Since obesity is associated with a number of health problems including cardiovascular disease, certain types of cancer and diabetes, it will result in increased health care costs and may result in increased mortality. The cost to society will be enormous.
Our modern lifestyles are primarily to blame for this trend. Most people consume large quantities of processed foods and fast food has found its way to many parts of the world. Couple this with a decrease in activity caused by modern technology and you have a recipe for disaster.
Widespread cardiovascular disease is the most likely consequence of obesity. If something is not done soon, many preventable deaths will occur.
Campaigns have been underway to educate the public about the health risks associated with obesity. While many people are receptive to messages about eating a healthy diet and exercising to lose weight (and avoid gaining it back), some people are resistant.
Heavy people often feel fine. Their cholesterol and blood sugar levels fall into the normal range. So they believe they can be healthy at what is considered an unhealthy weight.
They have a point: overweight individuals face discrimination in many facets of society. The media portrays heaviness as unattractive and unhealthy. Obesity is also perceived as gluttony, even though we know that some people are genetically predisposed to be heavier than others. Still we blame obese people for their condition, even if there is a genetic component to it.
Overeating is also common in Western countries. Portions are designed to fill one to the gills. And people often munch on foods such as potato chips and cookies. Such foods qualify as comfort foods. They are part of a common social ritual whereby people eat while doing something else, like watching TV.
So far, no solution beyond asking people to modify their food intake and be less inactive has been proposed. It’s all well and good to tell people to be more active. But, modern life doesn’t afford many opportunities for activity in daily life.
Preferred transportation in a modern world is door to door, which has made walking and public transportation obsolete. Part of this phenomenon can be attributed to laziness and part of it is time consumption. Our lives are busier today than the lives of people were thirty years ago. Shaving a few minutes off of a commute can mean more time to do something else. Therefore, we exchange time.

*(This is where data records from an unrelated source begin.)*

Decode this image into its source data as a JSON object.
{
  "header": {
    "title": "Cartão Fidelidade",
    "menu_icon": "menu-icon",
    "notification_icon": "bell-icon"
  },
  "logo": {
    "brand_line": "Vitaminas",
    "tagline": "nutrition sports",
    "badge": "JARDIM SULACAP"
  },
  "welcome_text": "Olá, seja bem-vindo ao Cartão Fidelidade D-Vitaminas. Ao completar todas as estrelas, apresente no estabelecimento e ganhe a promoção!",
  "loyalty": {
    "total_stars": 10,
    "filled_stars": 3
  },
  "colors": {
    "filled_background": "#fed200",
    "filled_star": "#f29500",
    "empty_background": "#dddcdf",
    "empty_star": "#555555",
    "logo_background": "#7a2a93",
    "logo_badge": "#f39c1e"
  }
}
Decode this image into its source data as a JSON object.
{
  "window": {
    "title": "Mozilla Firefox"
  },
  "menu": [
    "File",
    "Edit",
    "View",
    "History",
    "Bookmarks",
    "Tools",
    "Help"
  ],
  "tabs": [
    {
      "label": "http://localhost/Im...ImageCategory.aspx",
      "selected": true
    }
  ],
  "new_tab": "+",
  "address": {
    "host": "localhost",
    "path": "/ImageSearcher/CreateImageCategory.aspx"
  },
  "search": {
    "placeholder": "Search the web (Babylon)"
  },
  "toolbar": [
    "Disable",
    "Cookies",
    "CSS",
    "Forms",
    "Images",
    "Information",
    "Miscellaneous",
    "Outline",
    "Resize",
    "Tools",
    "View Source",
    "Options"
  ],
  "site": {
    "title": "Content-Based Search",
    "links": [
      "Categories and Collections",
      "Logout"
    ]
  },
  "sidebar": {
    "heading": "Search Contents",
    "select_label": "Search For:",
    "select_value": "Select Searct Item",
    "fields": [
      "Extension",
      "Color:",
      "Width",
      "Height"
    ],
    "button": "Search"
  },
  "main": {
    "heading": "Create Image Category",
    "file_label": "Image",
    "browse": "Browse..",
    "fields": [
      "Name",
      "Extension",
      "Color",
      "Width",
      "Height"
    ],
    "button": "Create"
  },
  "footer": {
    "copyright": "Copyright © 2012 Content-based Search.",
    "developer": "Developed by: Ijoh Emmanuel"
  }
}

As far as a widespread solution goes, maybe introducing people to specific physical activities which can be incorporated into their day would make more sense than making vague recommendations of increasing physical activity. Left up to their own devices, most people will make few changes. They won’t know where to start.
Walking has been proposed as a simple way to get people moving. It is often recommended as a way to stay fit and to lose weight. However, normal walking doesn’t really burn very many calories.
Activity charts show that cycling at a moderate pace can burn twice as many calories as walking at a moderate pace. This means that the exerciser can burn more calories in the same amount of time, which is a plus for people who don’t like to exercise.
Riding a bike is also something that most people can do. Virtually everyone learns to ride when they are a kid. And riding a bike is more fun than walking, particularly when the walking is done as exercise and not to go somewhere.
In view of these positive benefits, a global initiative should be implemented to encourage people to ride bikes. The idea could be sold by pointing out that cycling would be a good way to combine the modern, car-centric concept of traveling door to door with burning excess calories.
That’s where the fat comes from — taking in more calories than are burned. As an added bonus, getting more people onto bikes will reduce traffic congestion and air pollution. Cleaner air also contributes to better health.
While cycling alone cannot completely cure the global obesity problem, it can make a dent in it by changing habits as well as lifestyle. If we are going to reverse the obesity trend, modern lifestyles must evolve into higher levels of activity and less ingestion of processed foods.
Reaching such a goal will be a monumental undertaking. Modern conveniences make life easier. Convincing people to make more effort in their daily lives will be the main challenge. However, as more people start succumbing to obesity related illnesses, fear may inspire people to live differently. Hopefully, this will happen before any significant loss of life occurs and before health care costs become unsustainable.